Three great forces rule the world: stupidity, fear and greed.” – Albert Einstein

When discussing what motivates people to act, the common wisdom is that the fundamental drivers of human behaviour are fear and greed. I’m not saying people are running around terrified or planning to rob a bank, but irrespective of what someone is doing, or even their stated reasons for doing it, it is usually because they want something positive or because they are trying to avoid something negative. Often it is both, moving away from the negative towards the positive.

When it comes to marketing this is very true and is usually the underlying reason as to why they contacted you in the first place.

If a family moves to an area with better schools, they are saying they were afraid their child wouldn’t get as good an education in their old school. They may be moving or renovating because they want a bigger and better house. They may be investing in property because they are afraid they won’t have enough money to retire on, and by investing they expect to have more money and a better retirement lifestyle. They may be downsizing because they are afraid they can’t meet their mortgage commitments, or keep up the larger home they have, or maybe they just want more spending money. Either way, it comes back to a combination of fear and greed.

When we get to the sales point with a client, we want to try and understand what is really motivating our client as part of becoming their Trusted Advisor.

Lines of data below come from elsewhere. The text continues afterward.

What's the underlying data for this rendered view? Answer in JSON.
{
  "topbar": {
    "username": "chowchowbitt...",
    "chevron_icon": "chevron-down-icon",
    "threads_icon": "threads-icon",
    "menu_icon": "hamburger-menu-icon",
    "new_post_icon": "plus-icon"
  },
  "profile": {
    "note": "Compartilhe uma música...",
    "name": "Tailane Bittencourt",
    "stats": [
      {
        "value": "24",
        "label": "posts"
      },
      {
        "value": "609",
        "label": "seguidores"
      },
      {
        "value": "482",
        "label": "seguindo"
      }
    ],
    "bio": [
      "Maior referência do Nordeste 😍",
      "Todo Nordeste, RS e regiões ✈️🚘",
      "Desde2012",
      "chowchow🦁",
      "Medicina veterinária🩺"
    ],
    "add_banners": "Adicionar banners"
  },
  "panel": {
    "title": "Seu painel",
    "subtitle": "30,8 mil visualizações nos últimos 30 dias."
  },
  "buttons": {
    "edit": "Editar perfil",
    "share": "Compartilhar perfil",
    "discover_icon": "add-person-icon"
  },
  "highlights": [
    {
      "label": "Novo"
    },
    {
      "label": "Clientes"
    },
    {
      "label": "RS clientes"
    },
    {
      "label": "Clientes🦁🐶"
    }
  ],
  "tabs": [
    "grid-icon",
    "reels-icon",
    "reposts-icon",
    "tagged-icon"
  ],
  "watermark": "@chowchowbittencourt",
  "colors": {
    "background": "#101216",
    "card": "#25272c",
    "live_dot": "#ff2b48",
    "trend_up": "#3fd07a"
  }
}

I’m not talking about having a psychotherapy session, just that the more you can acknowledge what is driving them the more you can guide them in the right direction and build a more meaningful relationship that solves their actual needs and builds the foundation of a lifetime client.

“I like to listen. I have learned a great deal from listening carefully. Most people never listen.” – Ernest Hemingway

This is why I say sales starts with getting to the truth of your client’s situation. It may not be easy, but it’s what you don’t know that is going to lose the client and waste a lot of your time. Overall, I have always found that the best thing you can do in the initial stages of meeting a new client is to spend as little time talking as possible, and more time listening.


  • You will discover ways to improve your service

“It is so much easier to be nice, to be respectful, to put yourself in your customers’ shoes and try to understand how you might help them before they ask for help, than it is to try to mend a broken customer relationship.” – Mark Cuban

Listening to your clients is admitting to yourself that you don’t immediately know what is best for them. The more they talk the more you will see opportunities to improve how you do things. If you are open to hearing the good and bad about what you do you have the possibility of identifying areas for improvement.